What Art Does by Brian Eno and Bette A. is a short, wonderful, and accessible book (118 pages and at least half of it is Bette A’s art) that I highly recommend.
Like good art, Eno and Bette A. weave a simple but nuanced story with many layers. This book reflects the philosophy and ambition that Ruth and I subscribe to and the reason we started the ArtingConversations blog. At its heart, it’s about how art changes us, helps us see the world, and helps us become what we are capable of being.
Eno and Bette A. kick off with the statement “ making art seems to be a universal human activity,” citing costumes, jewelry, tattooing, body paint, to name a few. While none of this art is strictly required to live, we humans choose to live with it.
Art, they note, is added where function ends. They use the example of a screwdriver – the blade is all function, but the handle is ripe for art – it can be decorated in many ways – different colors, dots, carving.
We add wallpaper or paint to our walls, serve our meals with engraved cutlery and painted plates, embroider, bejewel or just match our clothing, grow flowers in our garden or put them in a glazed vase on our tables or paint them on paper, drum our fingers against our bodies as we walk, and sing in the shower. We add art to our lives all the time.
Why? What does art do, the authors ask.
Their answer is beautiful – art makes feelings happen.
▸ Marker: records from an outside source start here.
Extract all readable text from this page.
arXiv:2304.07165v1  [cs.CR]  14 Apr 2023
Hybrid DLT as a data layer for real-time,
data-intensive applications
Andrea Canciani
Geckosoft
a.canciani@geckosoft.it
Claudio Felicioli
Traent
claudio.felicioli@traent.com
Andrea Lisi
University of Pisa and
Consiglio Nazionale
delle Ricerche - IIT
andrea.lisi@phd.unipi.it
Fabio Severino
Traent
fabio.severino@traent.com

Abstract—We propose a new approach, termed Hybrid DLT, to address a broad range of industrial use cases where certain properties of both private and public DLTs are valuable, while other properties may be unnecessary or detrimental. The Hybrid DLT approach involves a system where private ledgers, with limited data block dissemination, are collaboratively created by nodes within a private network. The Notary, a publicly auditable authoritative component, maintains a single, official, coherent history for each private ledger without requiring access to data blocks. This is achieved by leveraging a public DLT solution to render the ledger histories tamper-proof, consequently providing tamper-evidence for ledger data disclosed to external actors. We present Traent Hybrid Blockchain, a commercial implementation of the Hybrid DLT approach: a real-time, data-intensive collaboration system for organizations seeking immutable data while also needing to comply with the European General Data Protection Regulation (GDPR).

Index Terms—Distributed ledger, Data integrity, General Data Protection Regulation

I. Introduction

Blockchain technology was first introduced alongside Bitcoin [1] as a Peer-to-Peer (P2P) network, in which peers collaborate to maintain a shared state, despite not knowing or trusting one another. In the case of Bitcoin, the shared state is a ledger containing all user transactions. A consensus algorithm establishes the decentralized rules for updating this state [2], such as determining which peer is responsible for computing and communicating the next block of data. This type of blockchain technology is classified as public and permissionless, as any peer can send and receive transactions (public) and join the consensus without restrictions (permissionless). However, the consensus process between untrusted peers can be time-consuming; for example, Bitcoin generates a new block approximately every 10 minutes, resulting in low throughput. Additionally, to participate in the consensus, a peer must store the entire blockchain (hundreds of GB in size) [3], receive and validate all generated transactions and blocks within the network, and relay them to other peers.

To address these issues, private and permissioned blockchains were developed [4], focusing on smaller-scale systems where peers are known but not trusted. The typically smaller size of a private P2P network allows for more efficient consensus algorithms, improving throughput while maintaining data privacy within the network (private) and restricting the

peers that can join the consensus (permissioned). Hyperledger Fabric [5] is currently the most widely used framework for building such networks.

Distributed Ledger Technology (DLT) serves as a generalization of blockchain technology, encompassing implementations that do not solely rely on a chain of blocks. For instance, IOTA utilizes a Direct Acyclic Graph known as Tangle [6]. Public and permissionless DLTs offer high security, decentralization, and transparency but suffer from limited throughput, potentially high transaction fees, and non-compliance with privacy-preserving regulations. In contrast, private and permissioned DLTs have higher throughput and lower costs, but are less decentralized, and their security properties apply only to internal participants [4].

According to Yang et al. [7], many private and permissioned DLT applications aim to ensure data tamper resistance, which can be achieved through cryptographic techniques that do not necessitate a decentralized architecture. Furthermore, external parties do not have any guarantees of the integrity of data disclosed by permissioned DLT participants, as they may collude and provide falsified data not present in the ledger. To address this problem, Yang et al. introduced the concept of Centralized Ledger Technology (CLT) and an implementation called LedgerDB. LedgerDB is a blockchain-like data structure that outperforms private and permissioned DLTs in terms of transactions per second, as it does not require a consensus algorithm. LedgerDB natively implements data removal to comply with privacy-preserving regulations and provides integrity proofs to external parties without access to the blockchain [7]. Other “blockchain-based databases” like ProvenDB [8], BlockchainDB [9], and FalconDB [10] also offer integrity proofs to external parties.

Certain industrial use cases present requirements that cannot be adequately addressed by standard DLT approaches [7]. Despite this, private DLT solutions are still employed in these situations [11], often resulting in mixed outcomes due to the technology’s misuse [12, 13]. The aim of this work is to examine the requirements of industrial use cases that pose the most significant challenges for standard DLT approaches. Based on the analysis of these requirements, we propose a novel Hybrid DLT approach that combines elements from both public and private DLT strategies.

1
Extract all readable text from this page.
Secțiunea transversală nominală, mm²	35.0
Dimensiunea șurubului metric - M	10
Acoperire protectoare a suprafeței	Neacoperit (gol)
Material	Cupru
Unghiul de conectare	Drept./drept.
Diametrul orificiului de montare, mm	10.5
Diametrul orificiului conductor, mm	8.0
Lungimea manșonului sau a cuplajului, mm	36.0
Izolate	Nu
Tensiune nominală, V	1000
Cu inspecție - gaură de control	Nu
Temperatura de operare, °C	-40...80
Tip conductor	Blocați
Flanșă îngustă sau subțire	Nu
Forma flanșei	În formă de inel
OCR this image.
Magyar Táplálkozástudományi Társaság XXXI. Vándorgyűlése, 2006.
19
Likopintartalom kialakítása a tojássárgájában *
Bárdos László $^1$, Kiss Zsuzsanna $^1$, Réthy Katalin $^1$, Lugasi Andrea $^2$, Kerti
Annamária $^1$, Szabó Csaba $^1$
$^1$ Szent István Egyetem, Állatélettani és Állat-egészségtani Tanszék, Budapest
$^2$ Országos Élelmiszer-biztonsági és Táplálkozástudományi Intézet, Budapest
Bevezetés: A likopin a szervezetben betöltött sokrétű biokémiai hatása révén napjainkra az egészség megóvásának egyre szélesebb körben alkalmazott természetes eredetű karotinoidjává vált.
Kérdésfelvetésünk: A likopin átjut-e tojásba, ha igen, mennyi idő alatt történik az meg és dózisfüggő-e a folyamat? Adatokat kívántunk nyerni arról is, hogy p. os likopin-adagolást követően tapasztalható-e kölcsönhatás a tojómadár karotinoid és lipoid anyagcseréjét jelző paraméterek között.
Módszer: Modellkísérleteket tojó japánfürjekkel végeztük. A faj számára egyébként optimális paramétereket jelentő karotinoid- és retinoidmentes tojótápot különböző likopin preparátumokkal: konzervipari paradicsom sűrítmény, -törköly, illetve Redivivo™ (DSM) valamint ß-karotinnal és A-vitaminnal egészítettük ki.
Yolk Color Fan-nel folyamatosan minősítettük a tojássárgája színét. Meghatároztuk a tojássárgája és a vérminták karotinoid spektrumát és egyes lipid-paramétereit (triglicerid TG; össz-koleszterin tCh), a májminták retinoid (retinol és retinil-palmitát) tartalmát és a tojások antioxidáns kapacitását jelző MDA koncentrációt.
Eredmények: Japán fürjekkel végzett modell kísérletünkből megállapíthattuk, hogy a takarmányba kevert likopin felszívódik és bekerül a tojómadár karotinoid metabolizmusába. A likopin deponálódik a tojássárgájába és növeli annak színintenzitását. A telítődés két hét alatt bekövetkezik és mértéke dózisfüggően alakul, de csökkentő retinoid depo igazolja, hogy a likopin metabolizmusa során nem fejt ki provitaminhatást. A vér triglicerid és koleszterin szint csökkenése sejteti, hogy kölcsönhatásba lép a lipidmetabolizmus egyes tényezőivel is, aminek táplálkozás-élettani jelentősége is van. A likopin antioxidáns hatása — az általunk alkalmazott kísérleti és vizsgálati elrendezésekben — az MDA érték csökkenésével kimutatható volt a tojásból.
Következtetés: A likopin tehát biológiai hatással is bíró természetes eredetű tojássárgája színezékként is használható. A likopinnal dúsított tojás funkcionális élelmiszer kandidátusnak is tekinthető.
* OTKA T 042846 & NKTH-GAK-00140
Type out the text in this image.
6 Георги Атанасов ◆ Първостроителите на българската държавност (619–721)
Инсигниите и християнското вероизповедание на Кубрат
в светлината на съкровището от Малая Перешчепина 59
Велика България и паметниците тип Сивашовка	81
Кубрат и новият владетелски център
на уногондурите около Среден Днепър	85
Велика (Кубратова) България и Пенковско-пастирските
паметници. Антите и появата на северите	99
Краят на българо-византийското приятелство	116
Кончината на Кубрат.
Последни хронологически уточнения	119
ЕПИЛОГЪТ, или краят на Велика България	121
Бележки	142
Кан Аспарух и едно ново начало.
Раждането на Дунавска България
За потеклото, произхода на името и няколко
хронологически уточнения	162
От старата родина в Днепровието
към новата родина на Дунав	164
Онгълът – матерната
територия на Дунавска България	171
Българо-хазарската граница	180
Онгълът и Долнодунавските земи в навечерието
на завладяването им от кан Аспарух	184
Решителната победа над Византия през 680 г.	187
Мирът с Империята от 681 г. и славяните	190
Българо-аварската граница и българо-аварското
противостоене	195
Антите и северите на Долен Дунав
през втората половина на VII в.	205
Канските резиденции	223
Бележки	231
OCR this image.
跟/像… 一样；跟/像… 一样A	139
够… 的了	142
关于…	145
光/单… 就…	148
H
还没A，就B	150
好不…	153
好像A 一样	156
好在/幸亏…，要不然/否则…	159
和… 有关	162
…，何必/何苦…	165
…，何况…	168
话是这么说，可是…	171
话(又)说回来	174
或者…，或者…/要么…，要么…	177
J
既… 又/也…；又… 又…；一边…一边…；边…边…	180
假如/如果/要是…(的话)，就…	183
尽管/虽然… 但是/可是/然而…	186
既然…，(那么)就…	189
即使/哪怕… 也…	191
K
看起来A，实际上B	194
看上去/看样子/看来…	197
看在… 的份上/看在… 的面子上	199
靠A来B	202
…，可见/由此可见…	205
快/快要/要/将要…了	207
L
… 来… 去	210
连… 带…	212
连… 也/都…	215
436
They argue that art achieves this by providing a safe, harmless, fictional way of letting us tap into those feelings.

Art allows and enables someone to experience a range of emotions, which are essential to our survival, but we struggle to manage, prepare for or cope with. The real world has consequences – art does not. Art invites us onto a battlefield, on a ship tossed in a storm, through a lover’s rejection or the fires of hell. Art dares us to dance in the snow, lap against the sandy shores, and laugh with clowns. Through art, we become soldiers, pirates, presidents, shipwreck survivors, parents, children, shop workers, ballerinas, tenement dwellers, immigrants, and goddesses. Art opens an emotional doorway into worlds we may never know or know too well.
Eno and Bette A. go deeper with each chapter. They remind us that art thrives through difference and empowers self-expression. We use it to show the world who we are. Whether it’s a haircut, shirt and shoe styles, what hangs on our walls or from our ceilings, and what color we paint our door. Over time these choices develop into culture (e.g. goth) and allow us to say something about who we are individuals and what groups we connect to or identify with.
Our chosen cultures and choices will change over time. As we grow, so do our art choices.
Art communicates our journey in the world. As Ruth and I glory in, art is part of the conversation we have with each other, with you, with the world, with the artists, and with ourselves.
So important in today’s world, the book reminds us that art allows us a safe space to share dreams and emotions, and through that sharing, we create communities. And if we choose to, we can change together.
Art, as we have learned, and the book underscores, can amaze us, scare us, show us new worlds and new ways of being.
This book is why we blog – for ourselves and for you.